International information
- National side: Australia;
- Test debut (cap 321): 26 December 1983 v Pakistan
- Last Test: 28 April 1984 v West Indies
- ODI debut (cap 72): 23 January 1983 v England
- Last ODI: 5 October 1984 v India

Career statistics
| Competition | Test | ODI |
| Matches | 3 | 23 |
| Runs scored | 28 | 42 |
| Batting average | 7.00 | 7.00 |
| 100s/50s | 0/0 | 0/0 |
| Top score | 15* | 14* |
| Balls bowled | 616 | 1,009 |
| Wickets | 10 | 19 |
| Bowling average | 32.29 | 40.47 |
| 5 wickets in innings | 0 | 0 |
| 10 wickets in match | 0 | 0 |
| Best bowling | 4/57 | 3/61 |
| Catches/stumpings | 2/– | 2/– |
- Source: Cricinfo, 12 December 2005

= John Maguire (cricketer) =

Australian cricketer

John Norman Maguire (born 15 September 1956) is a former Australian cricketer who played in three Test matches and 23 One Day Internationals in 1983 and 1984.

==Career==
A right-arm fast-medium bowler, Maguire debuted for Wynnum Manly in Queensland at 20 years and 74 days after being discovered playing Warehouse cricket. For Wynnum he played over eight seasons from 1977 to 1984, taking 96 wickets at 19.18.

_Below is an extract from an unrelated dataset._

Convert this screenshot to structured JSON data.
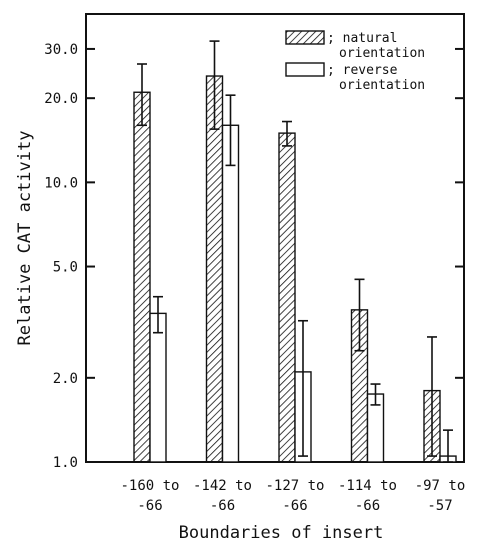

Maguire made his first-class cricket debut for Queensland in 1977–78 but did not hold down a regular place until 1981–82. He played his first one-day international in 1982–83, earning fame because he was called up during a Sheffield Shield game and had to be replaced by Michael Maranta.

Maguire toured Sri Lanka in 1983 without playing a Test although he played some one day games.

===Tests===
Maguire made his Test debut against Pakistan in December 1983, replacing an injured Rodney Hogg.

He was picked in the squad to tour the West Indies in 1984 and played in the last two tests.

He also went on the one day tour to India in 1984.

===South African tours and Australian ban===
Maguire was unable to break into the Test side over the 1984–85 summer. He was close to being selected in the squad to tour England in 1985. When Terry Alderman and Rod McCurdy revealed they had signed to play in South Africa over the 1985–86 and 86-87 summers, they were replaced by Carl Rackemann and Maguire. However it was then revealed they had both signed as well and were unable to tour, being finally replaced by Jeff Thomson and Dave Gilbert.

Like the other rebel tourists, Maguire was banned from first class cricket in Australia for two years and from representative cricket for three years. He played in South Africa during that time.

===Later career===
Towards the end of his career he played two seasons in South Africa for Eastern Province and one for English county side Leicestershire, winning South African Cricketer of the Year in 1990.

His return to South Africa meant he was banned for an additional ten years, but this was lifted when South Africa was re-admitted to world cricket.